A Vatican ban on romantic gay drama film Weekend appears to have backfired after the film posted the highest per-screen-average takings as it opened in Italy this weekend.
The independent British film, directed by Looking’s Andrew Haigh and released in the UK back in 2011, was restricted to just ten cinemas in the country after the Italian Bishop’s Conference Film Evaluation Commission branded the story about a burgeoning gay romance “indecent” and “unusable”.
Weekend was consequently shunned by the more than 1,100 Catholic Church-owned cinemas, which make up the bulk of Italy’s network of independent movie theatres – but the ban appears to have backfired after the film pulled in more than $6,221 per screen on its opening weekend, well ahead of the The Divergent Series: Allegiant’s second-highest per-screen average of $4,217, Variety reports.
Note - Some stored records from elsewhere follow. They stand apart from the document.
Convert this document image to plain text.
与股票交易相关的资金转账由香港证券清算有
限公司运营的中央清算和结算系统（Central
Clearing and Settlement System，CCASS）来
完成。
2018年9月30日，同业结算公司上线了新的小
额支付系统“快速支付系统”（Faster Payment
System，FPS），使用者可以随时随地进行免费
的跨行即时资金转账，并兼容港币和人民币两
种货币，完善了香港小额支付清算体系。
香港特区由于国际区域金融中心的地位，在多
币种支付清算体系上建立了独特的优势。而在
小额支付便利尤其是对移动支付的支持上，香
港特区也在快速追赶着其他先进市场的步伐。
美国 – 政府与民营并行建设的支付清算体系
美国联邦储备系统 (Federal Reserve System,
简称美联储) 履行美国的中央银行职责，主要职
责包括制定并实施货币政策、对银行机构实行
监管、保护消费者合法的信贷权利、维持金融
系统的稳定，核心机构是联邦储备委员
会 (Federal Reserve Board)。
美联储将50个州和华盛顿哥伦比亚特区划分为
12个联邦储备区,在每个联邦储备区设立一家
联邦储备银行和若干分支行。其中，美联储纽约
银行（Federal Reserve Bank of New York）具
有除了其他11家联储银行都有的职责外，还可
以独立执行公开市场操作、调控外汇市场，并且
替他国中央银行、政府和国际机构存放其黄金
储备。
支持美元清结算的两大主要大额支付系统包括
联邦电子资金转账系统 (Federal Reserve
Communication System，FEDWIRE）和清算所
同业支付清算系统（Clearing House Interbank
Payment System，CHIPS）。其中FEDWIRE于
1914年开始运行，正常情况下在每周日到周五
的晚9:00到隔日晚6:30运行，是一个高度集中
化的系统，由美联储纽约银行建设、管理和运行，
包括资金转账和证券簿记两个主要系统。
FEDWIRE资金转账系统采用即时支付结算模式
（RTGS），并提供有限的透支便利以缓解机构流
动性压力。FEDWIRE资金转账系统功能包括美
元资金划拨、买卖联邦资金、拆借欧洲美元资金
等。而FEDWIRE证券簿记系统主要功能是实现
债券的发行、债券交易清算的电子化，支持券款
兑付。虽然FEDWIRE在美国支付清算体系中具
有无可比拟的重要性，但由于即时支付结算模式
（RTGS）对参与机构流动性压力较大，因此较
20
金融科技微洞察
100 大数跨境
The film’s distributor has revealed that the film even pulled in $17,000 at just one arthouse theatre in Rome – more than any other single screen movie taking in the Italian capital in that period, including multiplexes.
Even better, on the back of Weekend’s opening weekend success and headline-grabbing controversy, another eleven independent cinemas have decided they also want to screen the film, bringing the number of cinemas that will screen it next weekend to 21.
Weekend stars Tom Cullen and Chris New as two men who meet and begin a sexual relationship the week before one of them plans to leave the country, and received overwhelmingly critical acclaim upon its original release in the UK. In a recent poll by the BFI Flare Film Festival, it was voted the second-best LGBT film of all time.